The characteristics of fuses like time and current are selected to give sufficient protection without unnecessary disruption.
Miniature Circuit Breaker (MCB)
An MCB is a modern alternative to fuses, and are maybe centrally located in buildings – usually called a “fuse box” or “braker box”, or attached to specific equipment. They are just like switches, turning off when an overload is detected in the circuit. The basic function of a circuit breaker is to stop the flow of current once a fault has occurred. The advantage of MCBs over fuses is that if they trip, they can be reset without having to replace the whole MCB. MCBs can also be calibrated more precisely than fuses, tripping at exact loads. Circuit breakers are available in different sizes from small devices to large switch gears which are used to protect low current circuits as well as high voltage circuits.
Residual Current Device (RCD)
Residual Current Devices (or RCDs) are designed to detect and disconnect supply in the event of a small current imbalance between the Live and Neutral wires at a pre-defined value - typically 30mA. RCDs can detect when a live conductor touches an earthed equipment case, or when a live conductor is cut through; this type of fault is potentially dangerous and can result in electric shocks and fires.
An RCD does not give safety against short circuit or overload in the circuit. It cannot detect – for example - a human being accidentally touching both conductors at the same time. An RCD cannot replace a fuse in function.
RCDs can be wired to protect a single or a number of circuits - the advantage of protecting individual circuits is that if one circuit trips, it will not shut down the whole building or distribution system, just the protected circuit.
Residual Current Breaker with Overcurrent (RCBO)
An RCBO combines the functions of a MCB and an RCD in one unit. CRBOs are a safety device which detects a problem in the power supply and is capable of shutting off in 10-15 milliseconds.
They are used to protect a particular circuit, instead of having a single RCD for the whole building
These devices are testable as well as resettable apparatus. A test button securely forms a tiny leakage condition; along with a reset button again connects the conductors after an error state has been cleared.

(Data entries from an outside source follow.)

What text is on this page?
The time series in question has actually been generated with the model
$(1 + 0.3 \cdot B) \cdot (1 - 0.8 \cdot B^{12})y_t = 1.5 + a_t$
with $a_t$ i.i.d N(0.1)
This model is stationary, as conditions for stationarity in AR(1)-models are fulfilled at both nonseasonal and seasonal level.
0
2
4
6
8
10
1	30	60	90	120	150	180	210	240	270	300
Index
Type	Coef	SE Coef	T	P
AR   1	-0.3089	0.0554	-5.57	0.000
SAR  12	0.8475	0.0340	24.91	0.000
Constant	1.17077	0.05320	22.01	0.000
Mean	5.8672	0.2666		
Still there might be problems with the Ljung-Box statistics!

Uncontrolled electricity can injure or even kill humans or animals. One common and effective way to control electricity is through grounding. Grounding is a physical connection to the earth that draws electric charge safely to the ground allowing a large space for electrons to dissipate away from humans or equipment. A grounding system is gives excess positive charge in electrical lines an attractive place to go – the negatively charged ground wire – eliminating the dangers of fire and electrocution.